Nul homme n’est une île
Est-ce que le côté life-sim et personnalisation est aux fraises ? Vous pouvez meubler votre petite maison, faire pousser vos fruits et légumes, oui, c’est mignon, mais c’est bugué. A la manette c’est une horreur, les menus n’en faisaient qu’à leur tête, et il fallait parfois la débrancher pour cliquer sur le bouton de retour. Et au clavier ? J’en sais rien, j’étais trop crispée. De toute façon, l’accumulation de ressources pour construire est tellement pénible que j’ai jeté l’éponge avant même d’essayer. En outre, vous ne craftez rien vous-même et il n’y a pas de « magasin général » où meubles et décorations seraient centralisés et joyeusement accessibles, non, il faut aller voir le peintre, le charpentier, le forgeron, le bijoutier, le boulanger et ainsi de suite. Aux quatre coins de la carte. Tout porter dans votre inventaire riquiqui, les ressources d’abord puis les meubles ensuite. Puis batailler avec les menus, donc. Sinon, vous pouvez changer de bottes, de chemises et de chapeau. Voilà.
Bref.
Une fois que j’étais dans ce mood mi-rage, mi-confusion, c’était fichu : les traductions approximatives me sautaient aux yeux, chaque son me retournait le cerveau (les roulades, LES ROULADES, qui te permettent d’aller plus vite MAIS qui sont insupportables à entendre) et petit à petit, je caressais l’idée de transformer tout ce joli petit village en turducken, moi qui suis non-violente de base.

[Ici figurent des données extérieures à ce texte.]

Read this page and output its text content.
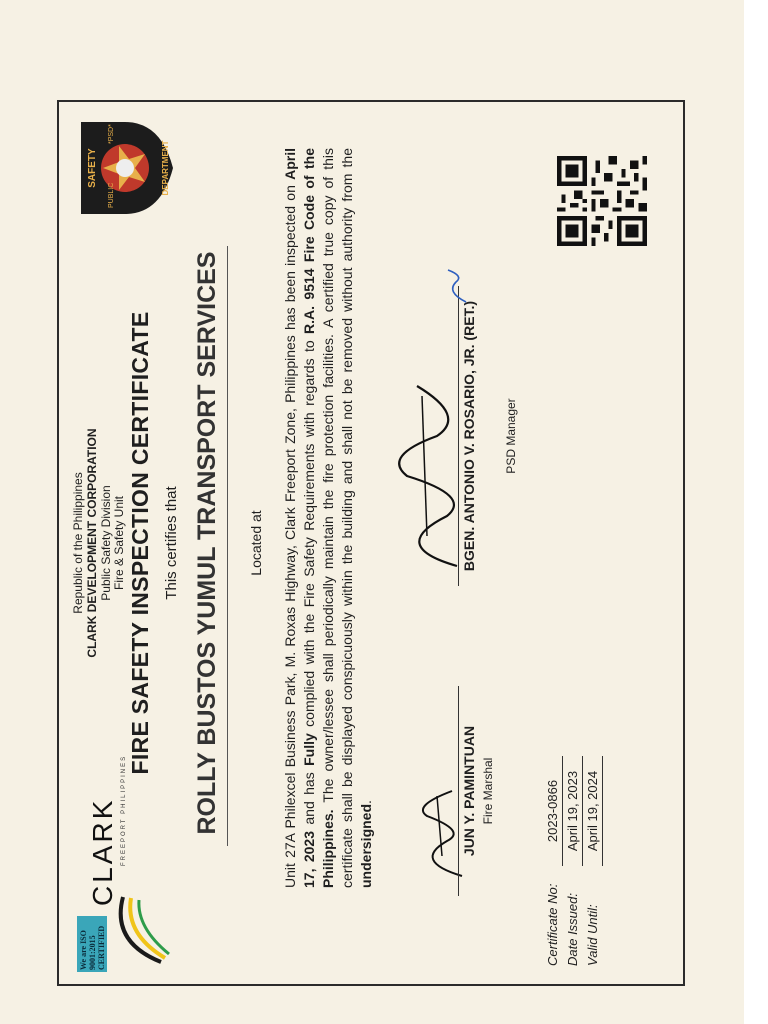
We are ISO 9001:2015 CERTIFIED
CLARK FREEPORT PHILIPPINES
Republic of the Philippines CLARK DEVELOPMENT CORPORATION Public Safety Division Fire & Safety Unit
SAFETY	DEPARTMENT
PUBLIC
*PSD*
FIRE SAFETY INSPECTION CERTIFICATE This certifies that ROLLY BUSTOS YUMUL TRANSPORT SERVICES Located at Unit 27A Philexcel Business Park, M. Roxas Highway, Clark Freeport Zone, Philippines has been inspected on April 17, 2023 and has Fully complied with the Fire Safety Requirements with regards to R.A. 9514 Fire Code of the Philippines. The owner/lessee shall periodically maintain the fire protection facilities. A certified true copy of this certificate shall be displayed conspicuously within the building and shall not be removed without authority from the undersigned.	JUN Y. PAMINTUAN Fire Marshal
BGEN. ANTONIO V. ROSARIO, JR. (RET.) PSD Manager
Certificate No:
2023-0866
Date Issued:
April 19, 2023
Valid Until:
April 19, 2024
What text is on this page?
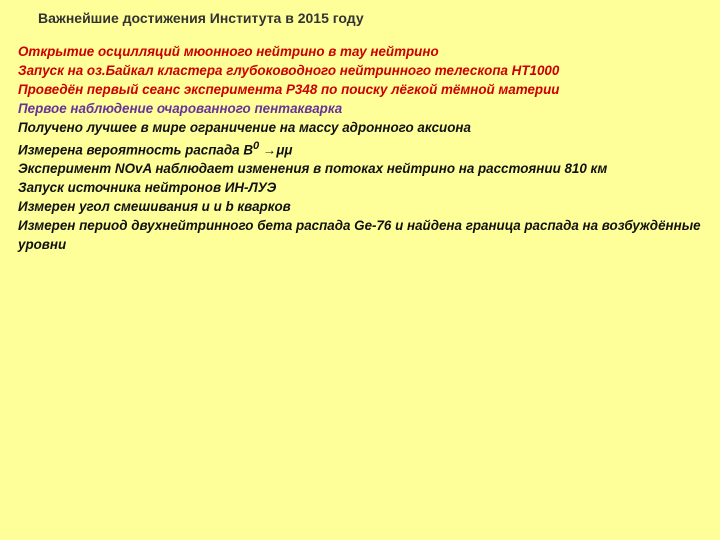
Важнейшие достижения Института в 2015 году
Открытие осцилляций мюонного нейтрино в тау нейтрино
Запуск на оз.Байкал кластера глубоководного нейтринного телескопа НТ1000
Проведён первый сеанс эксперимента Р348 по поиску лёгкой тёмной материи
Первое наблюдение очарованного пентакварка
Получено лучшее в мире ограничение на массу адронного аксиона
Измерена вероятность распада $B^0 \to\mu\mu$
Эксперимент NOvA наблюдает изменения в потоках нейтрино на расстоянии 810 км
Запуск источника нейтронов ИН-ЛУЭ
Измерен угол смешивания и и b кварков
Измерен период двухнейтринного бета распада Ge-76 и найдена граница распада на возбуждённые уровни
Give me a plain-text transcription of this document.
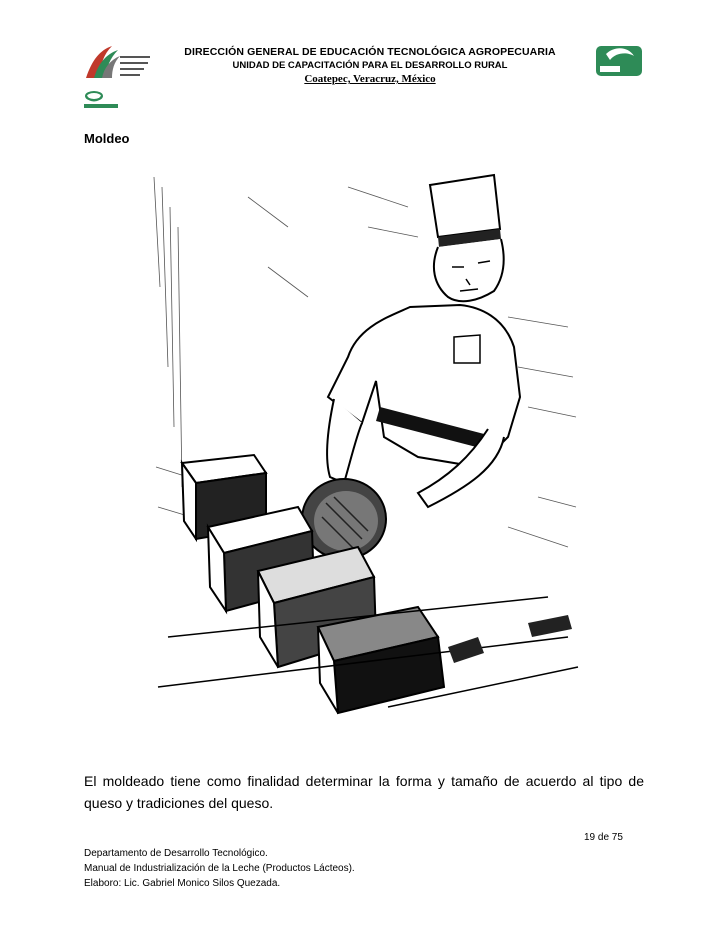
DIRECCIÓN GENERAL DE EDUCACIÓN TECNOLÓGICA AGROPECUARIA
UNIDAD DE CAPACITACIÓN PARA EL DESARROLLO RURAL
Coatepec, Veracruz, México
Moldeo
El moldeado tiene como finalidad determinar la forma y tamaño de acuerdo al tipo de queso y tradiciones del queso.
19 de 75
Departamento de Desarrollo Tecnológico.
Manual de Industrialización de la Leche (Productos Lácteos).
Elaboro: Lic. Gabriel Monico Silos Quezada.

Pour apprécier ce jeu, il faut prendre avoir du temps, ne surtout pas vouloir en découdre finir trop vite, vous seriez juste bon à vous faire un ulcère, et ce serait le comble, sur un wholesome game coloré et sans violence, non ? Je vous le prescris donc à petites doses, disons une à deux heures par jour (environ 3 étages de la tour + une ou deux quêtes), mais seulement une fois par semaine, pour les 10 ans à venir, avec un bain de pied à la lavande, une camomille et aucun gosse qui couine en arrière-plan (il pourrait être dangereusement attiré par les graphismes). Vous ne trouverez aucun playthrough complet sur Let’s Frag ! cela va sans dire (mais ça va mieux en le disant).